Essere o non essere, questo è il dilemma? S'interrogava l'Amleto di William Shakespeare. Ma come facciamo a essere se non conosciamo noi stessi? Cominciamo dal corpo, visto che siamo soliti ascoltarlo solo quando ci fa male. Proviamo a sederci tranquillamente: concentriamo l’attenzione sul nostro braccio, percepiamone i muscoli che si muovono arrivando fino alla mano, alle dita che si allungano per afferrare un bicchiere... Sentiamo la mano mentre lo avvolge.
Cosa osserviamo? Probabilmente avvertiamo forte la sensazione di avere un braccio, di possedere una mano con delle dita…
E se ponessimo la stessa attenzione anche sulle nostre emozioni?
Facciamo un esempio. Abbiamo perso una persona amata, sentiamo il nostro dolore, forse disperazione?
Ma fermiamoci un attimo, facciamo un bel respiro e concentriamo l’attenzione su cosa sentiamo. Possiamo chiederci: era una persona che amavamo veramente?

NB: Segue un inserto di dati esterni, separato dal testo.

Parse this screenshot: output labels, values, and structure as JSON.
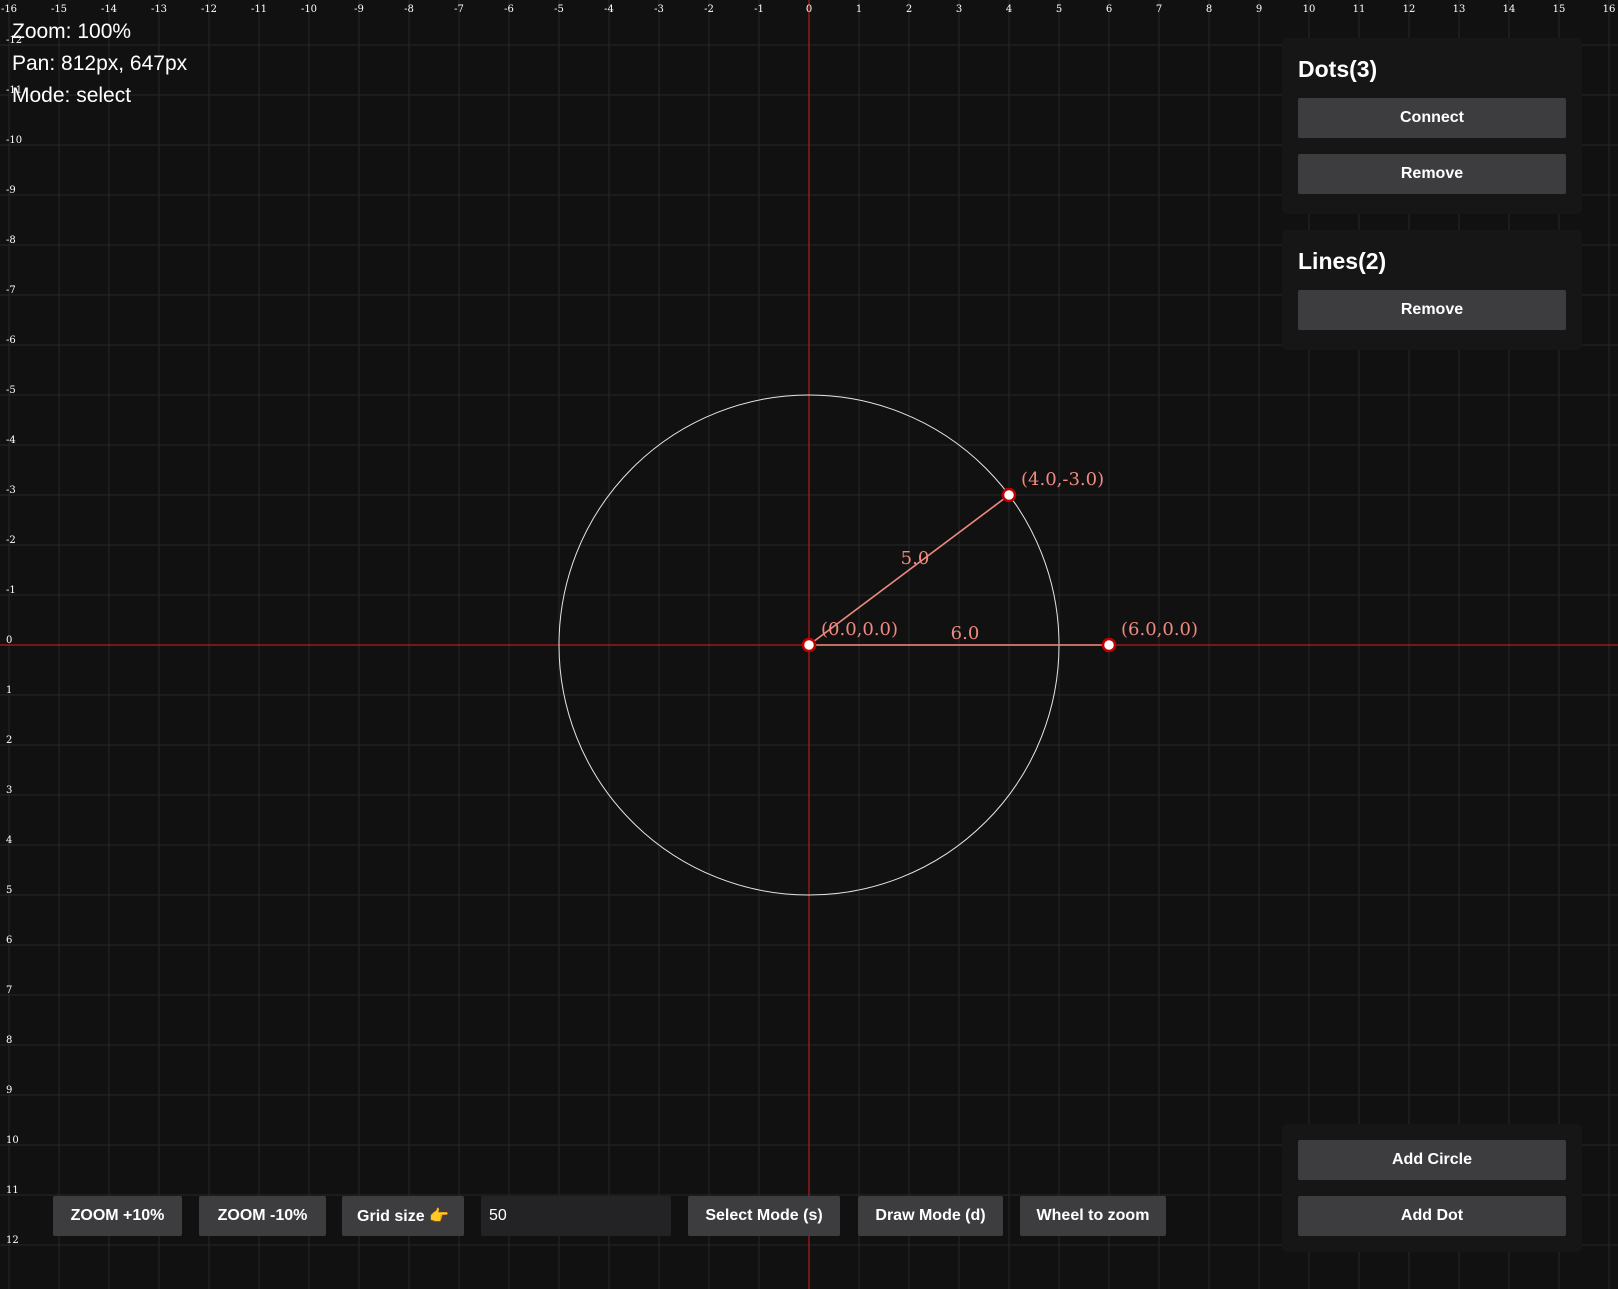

Come stavamo in realtà insieme a lei o lui? Proviamo a dare ascolto alla parte di noi che soffre: percepiamo il vuoto e le ferite riaperte da questa immagine?
Riconosciamo le paure che si celano dietro tanta sofferenza?
Le risposte possono essere molteplici e ognuno di noi ne ha di personali. Però, forse, abbiamo messo a fuoco delle cose di noi che prima ignoravamo, riuscendo a mettere la nostra attenzione sulle nostre emozioni, anziché viverle solamente.
Stiamo iniziando a costruire una parte di noi, che prima ignoravamo, una parte che è in grado di osservare se stessa nel momento stesso in cui vive.
Forse fra molti anni, quando saremo di fronte a uno specchio, davanti alla nostra immagine riflessa, riusciremo, tra le pieghe della bocca, a guardarci con stupore, ri-conoscendo, per la prima volta, in quell’immagine noi stessi.